Rather, sequence fragments, typically from 100-1,000 nucleotides in length, are produced without any indication as to where in the genome they align. Therefore, in order to generate full length chromosomal genomic constructs, or determine variants with respect to a reference genomic sequence, these fragments of DNA sequences need to be mapped, aligned, merged, and/or compared to a reference genomic sequence. Through such processes the variants of the sample genomic sequences from the reference genomic sequences may be determined.
However, as the human genome is comprised of approximately 3.1 billion base pairs, and as each sequence fragment is typically only from 100 to 500 to 1,000 nucleotides in length, the time and effort that goes into building such full length genomic sequences and determining the variants therein is quite extensive often requiring the use of several different computer resources applying several different algorithms over prolonged periods of time.
In a particular instance, thousands to millions of fragments or even billions of DNA sequences are generated, aligned, and merged in order to construct a genomic sequence that approximates a chromosome in length. A step in this process may include comparing the DNA fragments to a reference sequence to determine where in the genome the fragments align.
A number of such steps are involved in building chromosome length sequences and in determining the variants of the sampled sequence. Accordingly, a wide variety of methods have been developed for performing these steps. For instance, there exist commonly used software implementations for performing one or a series of such steps in a bioinformatics system. However, a common characteristic of such software based bioinformatics methods and systems is that they are labor intensive, take a long time to execute on general purpose processors, and are prone to errors.
A bioinformatics system, therefore, that could perform the algorithms implemented by such software in a less labor and/or processing intensive manner with a greater percentage accuracy would be useful. However, even as we approach the “$1000 Genome”, the cost of analyzing, storing and sharing this raw digital data has far outpaced the cost of producing it. This data analysis bottleneck is a key obstacle standing between these ever-growing raw data and the real medical insight we seek from it.

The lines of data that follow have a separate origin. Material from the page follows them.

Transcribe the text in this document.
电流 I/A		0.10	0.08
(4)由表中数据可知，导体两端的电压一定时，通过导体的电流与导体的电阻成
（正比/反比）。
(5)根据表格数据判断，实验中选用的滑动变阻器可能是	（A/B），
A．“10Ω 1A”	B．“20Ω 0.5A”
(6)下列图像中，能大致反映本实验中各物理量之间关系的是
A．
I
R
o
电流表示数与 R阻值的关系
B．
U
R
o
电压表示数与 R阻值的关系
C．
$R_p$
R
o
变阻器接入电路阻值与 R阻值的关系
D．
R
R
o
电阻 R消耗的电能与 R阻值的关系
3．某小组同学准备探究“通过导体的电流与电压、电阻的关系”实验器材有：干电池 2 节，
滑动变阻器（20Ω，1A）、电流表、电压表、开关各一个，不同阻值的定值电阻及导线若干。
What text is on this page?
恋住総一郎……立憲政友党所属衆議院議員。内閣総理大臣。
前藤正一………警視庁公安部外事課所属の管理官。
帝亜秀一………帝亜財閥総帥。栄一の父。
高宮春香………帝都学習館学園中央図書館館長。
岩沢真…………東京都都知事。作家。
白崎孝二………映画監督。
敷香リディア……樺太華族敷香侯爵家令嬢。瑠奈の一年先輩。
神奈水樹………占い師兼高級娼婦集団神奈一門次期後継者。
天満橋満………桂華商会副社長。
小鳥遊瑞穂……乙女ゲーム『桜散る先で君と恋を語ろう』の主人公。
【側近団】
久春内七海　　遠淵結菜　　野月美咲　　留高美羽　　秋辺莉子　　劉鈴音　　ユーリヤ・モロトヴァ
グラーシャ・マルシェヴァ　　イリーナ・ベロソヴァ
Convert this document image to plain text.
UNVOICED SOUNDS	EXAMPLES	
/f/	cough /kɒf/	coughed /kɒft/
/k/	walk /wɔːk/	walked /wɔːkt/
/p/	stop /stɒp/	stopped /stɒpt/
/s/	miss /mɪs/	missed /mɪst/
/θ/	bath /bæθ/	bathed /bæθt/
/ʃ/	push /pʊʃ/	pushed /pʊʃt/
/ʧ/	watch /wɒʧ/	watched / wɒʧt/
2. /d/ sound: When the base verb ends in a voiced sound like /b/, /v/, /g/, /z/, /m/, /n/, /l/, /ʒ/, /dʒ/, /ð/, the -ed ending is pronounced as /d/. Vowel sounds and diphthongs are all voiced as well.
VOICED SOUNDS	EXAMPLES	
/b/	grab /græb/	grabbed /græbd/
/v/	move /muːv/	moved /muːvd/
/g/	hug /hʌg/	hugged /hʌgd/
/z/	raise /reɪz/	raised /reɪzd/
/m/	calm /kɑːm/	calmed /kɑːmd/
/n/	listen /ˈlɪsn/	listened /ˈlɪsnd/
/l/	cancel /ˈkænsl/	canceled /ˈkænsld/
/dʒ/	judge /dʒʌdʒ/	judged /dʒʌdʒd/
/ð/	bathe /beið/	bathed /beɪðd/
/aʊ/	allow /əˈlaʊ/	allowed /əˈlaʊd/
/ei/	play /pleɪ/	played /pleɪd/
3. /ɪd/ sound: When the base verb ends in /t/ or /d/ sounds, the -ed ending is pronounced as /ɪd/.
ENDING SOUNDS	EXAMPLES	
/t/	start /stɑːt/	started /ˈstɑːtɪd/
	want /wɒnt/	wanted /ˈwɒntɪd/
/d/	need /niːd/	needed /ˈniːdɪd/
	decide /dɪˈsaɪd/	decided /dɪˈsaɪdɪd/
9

Accordingly, presented herein are systems, apparatuses, and methods for implementing a genomics and/or bioinformatic protocols, such as for performing one or more functions for analyzing genomic data, for instance, on an integrated circuit, such as on a hardware processing platform. For example, as set forth herein below, in various implementations, a hardware accelerator, such as an integrated circuit, may be employed in performing such bioinformatics related tasks where the integrated circuit may be formed of one or more hardwired digital logic circuits, which may be interconnected by a plurality of physical electrical interconnects, that can be arranged as a set of processing engines, wherein each processing engine is capable of being configured to perform one or more steps in a bioinformatics genetic analysis protocol. An advantage of this arrangement is that the bioinformatics related tasks may be performed in a manner that is faster than the software typically engaged for performing such tasks. Such hardware accelerator technology, however, is currently not typically employed in the genomics and/or bioinformatics space.